Friday, February 22, 2013

PENYIAPAN KETERWAKILAN PEREMPUAN 30 PERSEN, GAGAL LAGI?


Daftar Caleg Sementara (DCS) akan diserahkan pada tanggal 10 April 2013. Untuk meraih kuota 30 persen perempuan,  mengajukan kandidat perempuan dalam DCS secara strategis menjadi penting.  Dalam 3 bulan ini, partai harus bekerja keras, untuk mencari Calon Legislatif (Caleg) perempuan yang berkualitas – mampu menang dan mampu memperjuangkan kepentingan masyarakat yang diwakilinya- serta mencari strategi  untuk membantu Caleg  perempuan yang berkualitas tersebut untuk terpilih.

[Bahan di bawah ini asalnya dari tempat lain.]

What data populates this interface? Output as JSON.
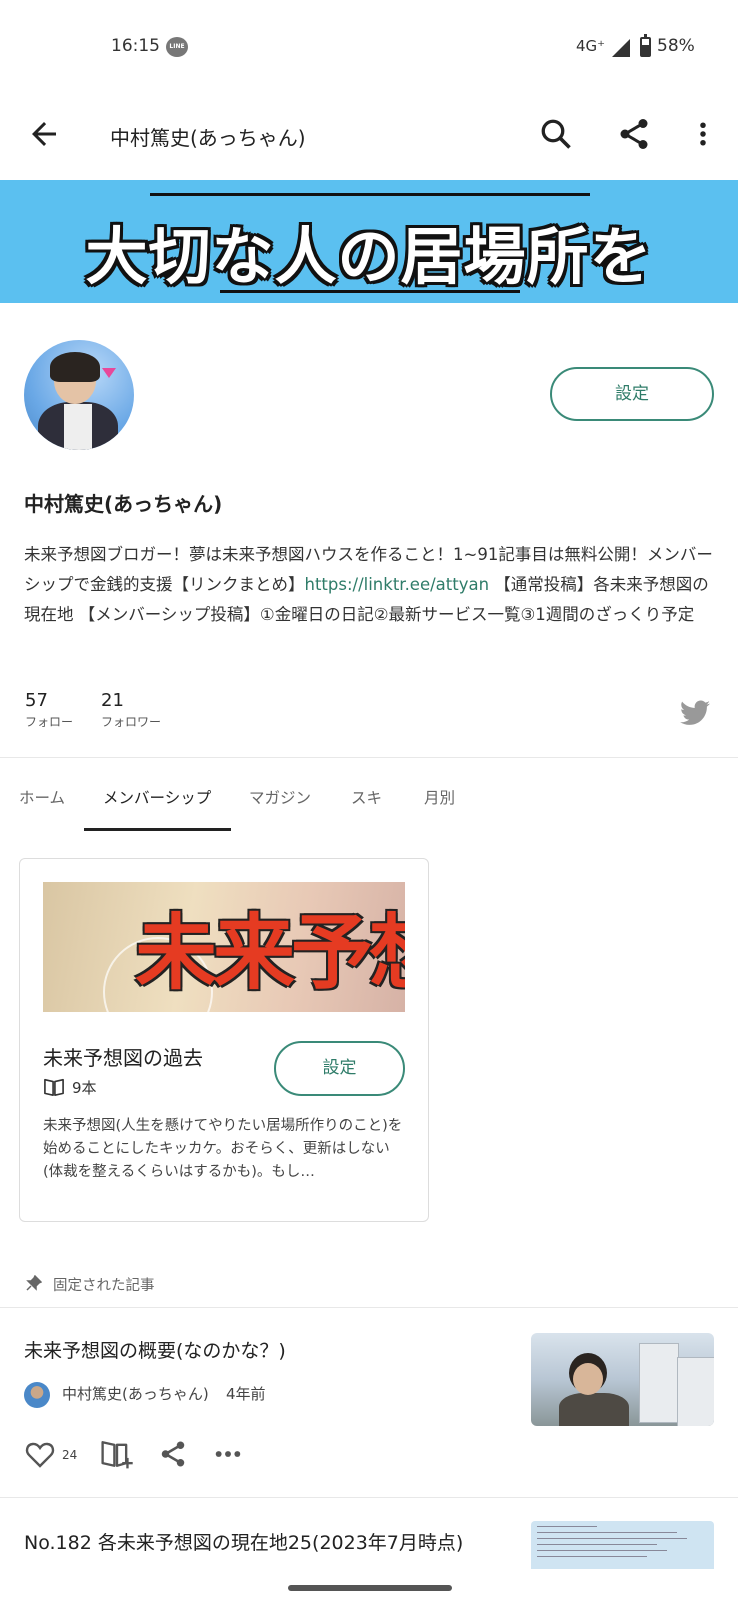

Di pemberitaan media ( 17/1), memberitakan Parpol Terancam Gagal Pemilu, Bila tidak Penuhi Keterwakilan Perempuan. KPU menegaskan bahwa syarat keterwakilan perempuan minimal 30 persen di daftar Caleg sudah diatur dalam UU No 8 Tahun 2012 Tentang Pemilu anggota DPR, DPD dan DPRD. KPU mendorong keterwakilan 30 persen perempuan, tidak hanya dari jumlah keseluruhan Caleg yang didaftarkan. Namun berdasarkan alokasi kursi di daerah pemilihan ( Dapil). Bila sebuah partai belum memenuhi kuota 30 persen di sebuah dapil, KPU akan menyatakan  partai tersebut tidak memenuhi syarat sebagai peserta pemilu di Dapil yang bersangkutan.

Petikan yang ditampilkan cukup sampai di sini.